Several days ago, the folks at Google made the decision to release the code from su Tsunami security scanner, Which was designed to check for known vulnerabilities of hosts on the network or identify problems with the configuration that affect the security of the infrastructure. The project code is written in Java and distributed under the Apache 2.0 license.
As we can read inside the repository, Google describes its scanner as follows:" Tsunami is a general purpose network security scanner with an extensible plug-in system to detect high severity vulnerabilities with high confidence. "
Tsunami highly dependent on your plugin system to provide basic scanning capabilities. All publicly available Tsunami plugins are hosted in a separate google / tsunami-security-scanner-plugins repository. "
About Tsunami Security Scanner
As such "Tsunami" provides a common and universal platform whose functionality is defined through plugins. Namely, there is a plugin for nmap-based port scanning and a plug-in for checking untrusted authentication parameters based on Ncrack, as well as plugins with vulnerability detectors in Hadoop Yarn, Jenkins, Jupyter, and WordPress.
The goal of the project is provide a tool for rapid vulnerability detection in large companies with extensive network infrastructures. By releasing information on critical new issues, a race ensues with attackers looking to attack business infrastructure before the issue is resolved.
Components of the problem should be identified by company employees as soon as possible, as the system can be attacked within hours after the vulnerability data is disclosed.
In companies with thousands of systems with Internet access, verification automation cannot be done without, and Tsunami is recognized as solving a similar problem.

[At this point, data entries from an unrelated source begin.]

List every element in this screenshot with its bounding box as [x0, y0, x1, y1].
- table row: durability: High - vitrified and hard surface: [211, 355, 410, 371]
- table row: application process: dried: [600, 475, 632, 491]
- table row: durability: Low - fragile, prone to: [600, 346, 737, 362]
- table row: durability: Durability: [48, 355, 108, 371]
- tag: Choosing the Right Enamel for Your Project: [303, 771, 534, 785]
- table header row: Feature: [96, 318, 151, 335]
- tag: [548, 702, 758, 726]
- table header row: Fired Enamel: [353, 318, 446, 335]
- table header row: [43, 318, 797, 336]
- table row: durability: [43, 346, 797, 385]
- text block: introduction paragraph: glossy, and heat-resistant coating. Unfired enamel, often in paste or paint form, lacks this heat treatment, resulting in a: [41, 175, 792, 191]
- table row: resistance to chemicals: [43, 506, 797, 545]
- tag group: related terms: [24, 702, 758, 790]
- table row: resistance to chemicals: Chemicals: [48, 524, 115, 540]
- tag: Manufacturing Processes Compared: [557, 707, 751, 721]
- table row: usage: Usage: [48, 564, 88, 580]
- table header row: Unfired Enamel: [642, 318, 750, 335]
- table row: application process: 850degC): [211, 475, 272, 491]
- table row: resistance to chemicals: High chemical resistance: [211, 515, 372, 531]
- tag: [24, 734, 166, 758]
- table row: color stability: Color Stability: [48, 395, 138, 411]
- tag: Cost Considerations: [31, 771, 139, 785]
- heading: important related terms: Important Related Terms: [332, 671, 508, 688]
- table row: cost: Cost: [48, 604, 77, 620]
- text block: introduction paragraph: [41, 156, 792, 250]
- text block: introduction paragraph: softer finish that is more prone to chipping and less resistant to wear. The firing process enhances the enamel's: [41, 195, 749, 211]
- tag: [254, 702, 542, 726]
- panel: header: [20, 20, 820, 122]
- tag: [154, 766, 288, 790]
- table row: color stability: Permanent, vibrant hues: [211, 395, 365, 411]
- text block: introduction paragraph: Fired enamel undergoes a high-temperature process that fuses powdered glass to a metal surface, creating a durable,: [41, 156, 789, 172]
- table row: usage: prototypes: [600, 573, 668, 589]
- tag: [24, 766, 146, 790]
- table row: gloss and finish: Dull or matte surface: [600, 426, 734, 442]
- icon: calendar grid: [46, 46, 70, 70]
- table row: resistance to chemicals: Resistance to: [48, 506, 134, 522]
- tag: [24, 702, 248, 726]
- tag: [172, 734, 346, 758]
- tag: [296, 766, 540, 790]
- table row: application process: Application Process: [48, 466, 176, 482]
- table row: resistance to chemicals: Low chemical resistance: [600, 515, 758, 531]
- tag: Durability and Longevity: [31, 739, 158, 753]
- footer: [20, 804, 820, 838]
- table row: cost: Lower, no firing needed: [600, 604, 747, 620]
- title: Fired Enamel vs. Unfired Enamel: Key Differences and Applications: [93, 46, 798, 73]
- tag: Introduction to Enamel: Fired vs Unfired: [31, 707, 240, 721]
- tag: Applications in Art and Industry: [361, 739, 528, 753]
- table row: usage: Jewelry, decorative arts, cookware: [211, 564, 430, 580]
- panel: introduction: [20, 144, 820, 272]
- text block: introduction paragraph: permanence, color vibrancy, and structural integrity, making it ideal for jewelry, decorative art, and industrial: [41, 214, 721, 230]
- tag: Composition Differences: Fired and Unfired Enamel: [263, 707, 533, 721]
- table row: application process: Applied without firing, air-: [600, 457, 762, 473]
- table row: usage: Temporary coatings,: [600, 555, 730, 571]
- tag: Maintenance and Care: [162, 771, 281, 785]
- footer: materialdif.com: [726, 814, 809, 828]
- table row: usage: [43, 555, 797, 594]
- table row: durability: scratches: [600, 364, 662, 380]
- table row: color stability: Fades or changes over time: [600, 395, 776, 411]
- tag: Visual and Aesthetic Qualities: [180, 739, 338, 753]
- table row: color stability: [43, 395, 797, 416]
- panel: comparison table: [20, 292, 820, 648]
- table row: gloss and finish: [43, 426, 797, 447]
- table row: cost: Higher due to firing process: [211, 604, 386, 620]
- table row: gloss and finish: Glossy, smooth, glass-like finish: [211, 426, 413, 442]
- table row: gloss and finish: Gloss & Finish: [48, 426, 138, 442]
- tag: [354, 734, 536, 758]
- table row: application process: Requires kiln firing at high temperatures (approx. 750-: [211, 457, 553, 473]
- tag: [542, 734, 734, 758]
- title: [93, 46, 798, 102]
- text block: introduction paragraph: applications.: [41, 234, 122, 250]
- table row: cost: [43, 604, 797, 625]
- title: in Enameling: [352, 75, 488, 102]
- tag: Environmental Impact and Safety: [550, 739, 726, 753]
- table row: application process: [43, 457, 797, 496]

Tsunami will allows you to quickly independently create the necessary vulnerability detectors or use ready-made collections to identify the most dangerous problems for which attacks have been recorded.
After scanning the network, Tsunami provides a report on the verification, which focuses on reducing the number of false positives so as not to take too long to analyze. Tsunami is also developed with scaling and verification automation in mind, allowing you to use it, for example, to regularly monitor the reliability of the authentication parameters used.
The verification process in Tsunami is divided into two stages:
- Collection of information about services on the network. At this stage, open ports are defined, as well as related services, protocols, and applications. Well established tools like nmap are used at this stage.
- Verification of vulnerability. Based on the information received in the first stage, the appropriate plug-ins for the identified services are selected and started. For final confirmation of the existence of a problem, fully functional neutralized exploits are used. Additionally, checking the reliability of typical credentials to determine weak passwords can be carried out using the ncrack program that supports various protocols, including SSH, FTP, RDP, and MySQL.
The project is in the early stages of alpha testing, but Google already uses Tsunami to continuously scan and protect all its services, whose access is open to external requests.
Among the closest plans to increase functionality, the implementation of new plugins to identify critical problems that lead to remote code execution, as well as adding a more advanced component to determine which applications to use (web application fingerprint) stand out, which will improve the logic of choosing one or another test plugin.
Of the distant plans, mention is made of the provision of tools to write plugins in any programming language and the ability to add plugins dynamically.
Finally if you are interested in knowing more about it of the project or be able to see the source code, you can do it from the link below.